Protected cropping system boosts Fiji farmer’s productivity
For more than a decade, Emosi Ravato and his fellow farmers along the fertile Sigatoka valley have toiled the land to meet the burgeoning demand for vegetable crops in Fiji. “I come from a family of sugarcane farmers,” he says. “But I made the switch to high value cash crops, because it’s lucrative.”
Ravato is a recipient of the Australian funded Integrating protected cropping systems into high-value vegetable value chains in the Pacific and Australia project under the Centre for International Agricultural Research (ACIAR).
The three-year project implemented by the Pacific Community’s (SPC) Land Resources Division in Fiji, Tonga and Samoa looks into the effective use of protective structures, such as greenhouses, walk-in tunnels and other farm-related landscapes that work well for each individual country. These structures help farmers grow high-value crops such as tomatoes, cucumbers, lettuce and capsicums year-round while at the same time opening up access to high value markets in the tourism industry.
The project is a collaboration with a sister project managed by the Land Resources Division on Integrated Crop Management to provide capacity building and awareness programmes to all local growers.
An anticipated outcome from the ACIAR-SPC project is to increase interest in adopting innovative cropping systems, in addition to the capacity to supply crops consistently – while maintaining product quality – that meet market specifications and improve the livelihoods of vegetable growers and sustain the supply of high-value cash crops through a longer production season.
Ravato’s financial benefits have greatly improved after his venture into protective cropping. “I am able to plant and harvest my crops during the off season when the demand is quite high, and the prices are good,” states Ravato. “It pays my bills, puts my children through to school and I managed to build my house.”
Due to limits in the growing season in Fiji, Samoa and Tonga, a large share of the demand for high-value vegetables is met by imports. In 2015, Fiji imported close to 300 tonnes of tomatoes worth FJD 2.5 million, with prices of local tomatoes ranging from FJD 1.71/kg in the main season to FJD 5.00 during the offseason.
“We hope that by the end of the protected cropping trials in Fiji, Samoa and Tonga, the project will promote the viability of protected cropping systems in the region and help bridge these import shortfalls,” said David Hickes, the Protected Cropping (SPC) Economist.
While cropping for small and medium-scale farmers is still new, Hickes hopes farmers are able to choose from different types of protected cropping structures and scales of production.
“Growing crops in greenhouses in tropical conditions is very different from growing crops in the open field, and we recommend that farmers adopt a sequential approach,” concluded Hickes. “They can start with a lower cost and less technical structure to gain experience and knowledge in protected cropping before taking further steps to the more advanced production systems.”
ACIAR Research Program Manager for Horticulture, Irene Kernot hopes the initiative will further develop protective cropping technologies and make them suitable for tropical areas, particularly for small holder farmers who don’t often have a lot of land but want to maximise its productivity.
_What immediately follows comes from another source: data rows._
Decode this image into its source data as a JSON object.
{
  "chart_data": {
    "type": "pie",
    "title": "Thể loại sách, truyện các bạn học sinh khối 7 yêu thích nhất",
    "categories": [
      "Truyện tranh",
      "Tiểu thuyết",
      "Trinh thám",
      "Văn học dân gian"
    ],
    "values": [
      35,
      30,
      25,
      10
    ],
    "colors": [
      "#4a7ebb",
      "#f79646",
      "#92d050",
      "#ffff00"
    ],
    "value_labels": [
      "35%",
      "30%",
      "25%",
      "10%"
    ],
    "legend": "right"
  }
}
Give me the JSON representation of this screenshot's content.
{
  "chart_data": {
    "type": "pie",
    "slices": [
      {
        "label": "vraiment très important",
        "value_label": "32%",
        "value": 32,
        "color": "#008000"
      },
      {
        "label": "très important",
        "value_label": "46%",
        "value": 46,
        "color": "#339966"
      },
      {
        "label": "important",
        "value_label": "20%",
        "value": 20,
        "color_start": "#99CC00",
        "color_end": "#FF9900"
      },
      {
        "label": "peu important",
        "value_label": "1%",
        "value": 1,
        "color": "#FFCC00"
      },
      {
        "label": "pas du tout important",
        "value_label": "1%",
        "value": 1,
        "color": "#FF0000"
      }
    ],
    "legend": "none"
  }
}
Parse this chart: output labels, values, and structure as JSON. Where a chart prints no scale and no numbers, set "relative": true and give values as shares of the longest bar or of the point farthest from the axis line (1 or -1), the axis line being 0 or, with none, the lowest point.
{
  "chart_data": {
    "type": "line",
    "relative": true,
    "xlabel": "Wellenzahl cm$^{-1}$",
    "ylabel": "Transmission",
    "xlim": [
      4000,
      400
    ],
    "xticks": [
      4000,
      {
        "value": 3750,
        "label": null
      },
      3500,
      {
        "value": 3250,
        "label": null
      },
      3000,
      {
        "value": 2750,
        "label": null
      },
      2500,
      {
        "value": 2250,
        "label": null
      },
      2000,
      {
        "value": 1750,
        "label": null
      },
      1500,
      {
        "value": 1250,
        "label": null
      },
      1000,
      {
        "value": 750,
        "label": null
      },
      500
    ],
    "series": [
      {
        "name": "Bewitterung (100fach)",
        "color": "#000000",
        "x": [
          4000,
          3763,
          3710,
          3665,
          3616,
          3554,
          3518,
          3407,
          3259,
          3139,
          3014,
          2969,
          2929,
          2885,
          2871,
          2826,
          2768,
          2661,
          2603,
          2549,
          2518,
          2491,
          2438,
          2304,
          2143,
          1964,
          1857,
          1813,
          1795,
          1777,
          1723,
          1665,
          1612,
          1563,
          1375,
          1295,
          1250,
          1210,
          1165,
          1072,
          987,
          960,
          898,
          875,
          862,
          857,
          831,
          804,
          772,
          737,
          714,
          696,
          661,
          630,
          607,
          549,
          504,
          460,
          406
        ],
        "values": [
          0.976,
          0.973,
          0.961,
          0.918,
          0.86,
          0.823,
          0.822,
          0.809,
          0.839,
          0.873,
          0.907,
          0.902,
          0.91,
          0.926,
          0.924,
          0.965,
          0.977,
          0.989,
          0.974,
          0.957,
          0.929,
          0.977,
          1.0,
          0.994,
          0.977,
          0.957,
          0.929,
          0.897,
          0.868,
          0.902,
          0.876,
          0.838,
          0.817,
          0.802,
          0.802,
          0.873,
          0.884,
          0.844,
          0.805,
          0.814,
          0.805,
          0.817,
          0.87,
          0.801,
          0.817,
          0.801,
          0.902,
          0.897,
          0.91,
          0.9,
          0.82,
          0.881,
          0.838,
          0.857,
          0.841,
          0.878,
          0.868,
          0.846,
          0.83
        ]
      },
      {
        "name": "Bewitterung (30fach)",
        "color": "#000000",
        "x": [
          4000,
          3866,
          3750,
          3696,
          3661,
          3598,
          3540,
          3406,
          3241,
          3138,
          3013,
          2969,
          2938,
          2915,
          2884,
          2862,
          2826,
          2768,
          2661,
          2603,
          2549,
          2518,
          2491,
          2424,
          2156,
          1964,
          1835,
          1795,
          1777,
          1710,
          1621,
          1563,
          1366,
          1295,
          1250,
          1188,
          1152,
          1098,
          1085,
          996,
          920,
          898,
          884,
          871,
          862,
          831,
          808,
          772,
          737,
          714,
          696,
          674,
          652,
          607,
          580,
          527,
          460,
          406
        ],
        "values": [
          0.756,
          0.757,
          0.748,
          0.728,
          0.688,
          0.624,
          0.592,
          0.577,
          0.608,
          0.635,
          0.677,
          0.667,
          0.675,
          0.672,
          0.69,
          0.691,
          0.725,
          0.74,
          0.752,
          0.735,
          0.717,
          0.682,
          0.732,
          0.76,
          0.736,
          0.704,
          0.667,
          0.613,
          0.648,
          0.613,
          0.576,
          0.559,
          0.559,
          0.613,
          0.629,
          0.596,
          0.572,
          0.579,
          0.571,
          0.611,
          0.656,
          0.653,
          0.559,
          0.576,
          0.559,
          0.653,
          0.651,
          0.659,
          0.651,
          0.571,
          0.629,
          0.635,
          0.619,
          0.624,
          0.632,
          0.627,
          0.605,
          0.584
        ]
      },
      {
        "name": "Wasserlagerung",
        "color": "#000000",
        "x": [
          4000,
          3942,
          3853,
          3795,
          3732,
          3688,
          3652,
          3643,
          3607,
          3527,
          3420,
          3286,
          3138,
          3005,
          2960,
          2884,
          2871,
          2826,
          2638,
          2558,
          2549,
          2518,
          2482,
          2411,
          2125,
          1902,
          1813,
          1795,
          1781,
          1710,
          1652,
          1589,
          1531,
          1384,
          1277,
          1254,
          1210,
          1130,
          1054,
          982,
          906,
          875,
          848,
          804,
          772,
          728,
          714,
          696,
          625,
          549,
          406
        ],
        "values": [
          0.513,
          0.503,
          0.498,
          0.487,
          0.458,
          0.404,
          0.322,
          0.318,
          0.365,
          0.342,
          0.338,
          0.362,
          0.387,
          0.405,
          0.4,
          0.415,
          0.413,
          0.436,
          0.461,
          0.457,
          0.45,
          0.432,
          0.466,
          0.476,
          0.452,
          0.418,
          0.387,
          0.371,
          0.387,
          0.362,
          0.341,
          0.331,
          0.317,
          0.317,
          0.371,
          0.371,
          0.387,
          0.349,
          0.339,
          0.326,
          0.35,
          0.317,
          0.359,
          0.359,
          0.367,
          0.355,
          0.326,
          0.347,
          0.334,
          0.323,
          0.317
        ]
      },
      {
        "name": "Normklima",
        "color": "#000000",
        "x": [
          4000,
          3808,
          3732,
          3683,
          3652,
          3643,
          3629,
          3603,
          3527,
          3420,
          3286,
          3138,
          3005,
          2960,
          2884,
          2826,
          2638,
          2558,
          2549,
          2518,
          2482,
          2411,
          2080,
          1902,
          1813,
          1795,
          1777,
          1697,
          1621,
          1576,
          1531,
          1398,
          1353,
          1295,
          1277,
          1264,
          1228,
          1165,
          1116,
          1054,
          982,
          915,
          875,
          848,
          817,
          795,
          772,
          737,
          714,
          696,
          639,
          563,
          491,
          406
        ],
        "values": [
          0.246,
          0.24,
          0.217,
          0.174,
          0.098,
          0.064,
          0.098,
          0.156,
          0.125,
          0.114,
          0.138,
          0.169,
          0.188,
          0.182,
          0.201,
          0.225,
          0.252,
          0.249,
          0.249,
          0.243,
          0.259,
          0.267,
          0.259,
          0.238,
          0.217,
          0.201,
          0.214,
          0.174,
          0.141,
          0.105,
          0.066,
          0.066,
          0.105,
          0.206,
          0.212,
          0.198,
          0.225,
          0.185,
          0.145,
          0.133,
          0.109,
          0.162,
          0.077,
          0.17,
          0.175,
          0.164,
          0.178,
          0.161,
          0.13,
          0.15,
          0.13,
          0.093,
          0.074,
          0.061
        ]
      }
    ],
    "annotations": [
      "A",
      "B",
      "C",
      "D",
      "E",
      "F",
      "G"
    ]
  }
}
“ACIAR is excited to see where these technologies can go in the future and from my perspective, this project has started to prove the technology. The growing of vegetables is important, not only for small holders but for the planet. Around the world, we don’t produce enough vegetables for everyone to have a healthy diet, and projects such as this increase small holder vegetable productivity. Increased productivity can also have financial returns for small holders,” said Kernot.
As Fiji continues to battle the relentless spread of the COVID-19 pandemic, Ravato counts himself blessed that he has been able to weather the storm.
“We’re taking each day at a time. We were a bit affected when the hotels and resorts closed down, but the domestic market has been able to sustain us.”
A training manual detailing lessons learned from the protective cropping system is expected to be distributed and emulated among farms in the region when the project ends this year. The manual will contain basic guidelines for protected cropping production in Pacific Island countries, in addition to recommended approaches for extension agriculture officers to use.